Il est minuit. En face de ma fenêtre s’illumine l’appartement qu’habite un couple entre deux âges. L’homme, en robe de chambre, je peux le voir, ouvre la porte au frigo pour en sortir deux pommes rouges, et en tend une à la femme. Ils s’enfoncent dans un fauteuil qui fait face à la télé, la femme pose la tête sur l’épaule de l’homme et mord dans la pomme. L’éclat d’un astre dans le ciel attire mon attention. Je me demande s’il n’est pas le leur. Il me souvient du jour, où notre professeur de sciences expérimentales nous parla pour la première fois du système solaire. Nous expliquant la différence entre une galaxie, une planète et une étoile, il nous a, vers la fin du cours, adressé une question : " lequel d’entre vous peut me donner le nombre exact des étoiles qui composent notre univers ? ". Dans l’attente, je crois, d’une réponse extraordinaire, la classe tomba, je ne sais pour combien de temps, dans le silence. J’osai enfin balbutier, non sans frayeur, vu la grandeur du chiffre que j’allais lancer : " un million, Monsieur ? " et lui, d’un air triomphant, de prononcer un discours hallucinant : " les scientifiques ont estimé le nombre des galaxies à 100 milliards, chacune contenant à son tour 100 milliards d’étoiles, dont notre soleil ; il y en a qui vivent des millions et même des milliards d’années ! … ". " Papa, j’aimerais devenir astronaute ", lançais-je ce jour-là en rentrant de l’école. Il m’étreignit sur sa poitrine, et d’une voix étranglée par l’émotion, murmura à mon oreille : " je serais si fier de toi ! ". Sa voix, telle une navrante cloche, résonne encore dans mes oreilles. Que sa poitrine me manque ! Les sanglots me nouent la gorge. Je m’allonge sur le lit.
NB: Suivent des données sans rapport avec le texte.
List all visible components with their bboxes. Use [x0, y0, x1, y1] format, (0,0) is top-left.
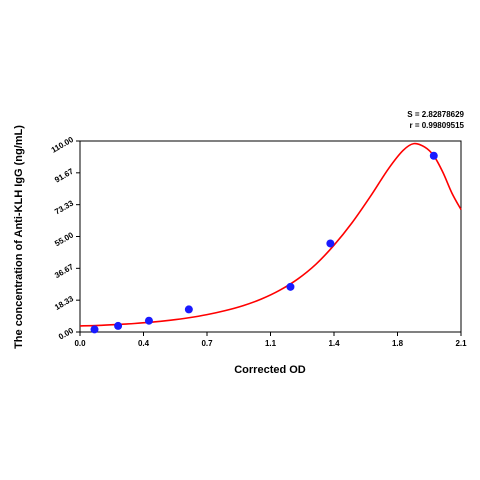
- x-tick-label: 1.4: [328, 339, 340, 348]
- y-tick-label: 73.33: [53, 198, 75, 216]
- x-tick-label: 0.7: [201, 339, 213, 348]
- fit-statistics: S = 2.82878629 r = 0.99809515: [407, 110, 464, 130]
- y-tick-label: 0.00: [57, 326, 75, 342]
- data-point: [429, 151, 438, 160]
- x-tick-label: 1.8: [392, 339, 404, 348]
- data-point: [326, 239, 335, 248]
- x-tick-label: 1.1: [265, 339, 277, 348]
- y-tick-label: 36.67: [53, 262, 75, 280]
- x-tick-label: 0.0: [74, 339, 86, 348]
- x-axis-title: Corrected OD: [234, 364, 306, 376]
- x-tick-label: 2.1: [455, 339, 467, 348]
- y-tick-label: 55.00: [53, 230, 75, 248]
- x-axis: 0.0 0.4 0.7 1.1 1.4 1.8 2.1: [74, 332, 467, 348]
- y-tick-label: 110.00: [50, 135, 76, 155]
- data-point: [144, 316, 153, 325]
- plot-frame: [79, 140, 462, 333]
- data-point: [184, 305, 193, 314]
- y-axis-title: The concentration of Anti-KLH IgG (ng/mL…: [13, 125, 25, 349]
- data-point: [114, 321, 123, 330]
- y-axis: 0.00 18.33 36.67 55.00 73.33 91.67 110.00: [50, 135, 80, 342]
- stat-r: r = 0.99809515: [410, 121, 465, 130]
- y-tick-label: 18.33: [53, 294, 75, 312]
- data-point: [90, 325, 99, 334]
- stat-s: S = 2.82878629: [407, 110, 464, 119]
- y-tick-label: 91.67: [53, 166, 75, 184]
- x-tick-label: 0.4: [138, 339, 150, 348]
- data-point: [286, 282, 295, 291]
- fit-curve: [79, 142, 462, 327]
- data-points: [90, 151, 438, 334]
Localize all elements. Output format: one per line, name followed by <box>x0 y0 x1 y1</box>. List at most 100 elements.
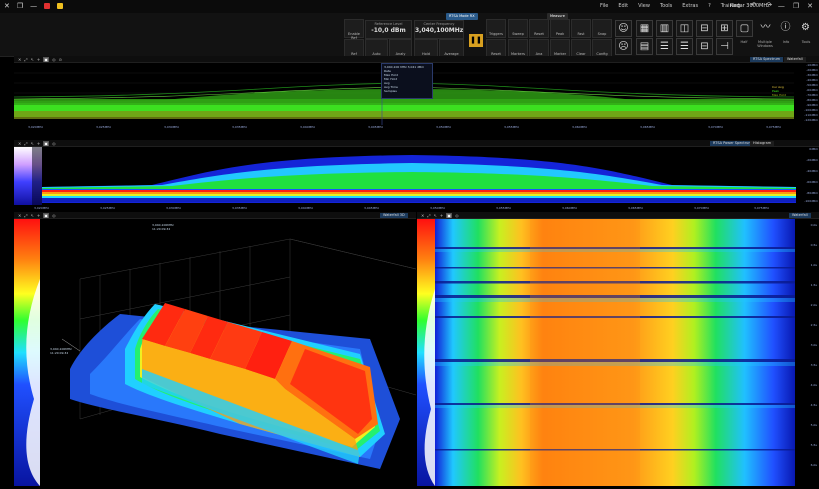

Tout le monde dort maintenant. J’écoute le silence qui envahit petit à petit le bâtiment. Je crois avoir encore les yeux ouverts. J’essaie tout de même de dormir, d’oublier le monde. Me lèverai-je au matin ? je me le demande une dernière fois. Je m’endors. Dans mon sommeil, je me trouve suspendu au bout d’un fossé noir que je ne connais pas. Devant moi, se dresse un mur de verre à quelque 12000 mètres d’altitude. Derrière le mur flottent des milliards d’étoiles, au milieu desquelles se balance la nouvelle lune. Au creux de cette lune, j’aperçois confusément un couple. L’homme est majestueusement allongé sur un lit, tendant une pomme rouge à la femme, assise au bord du lit.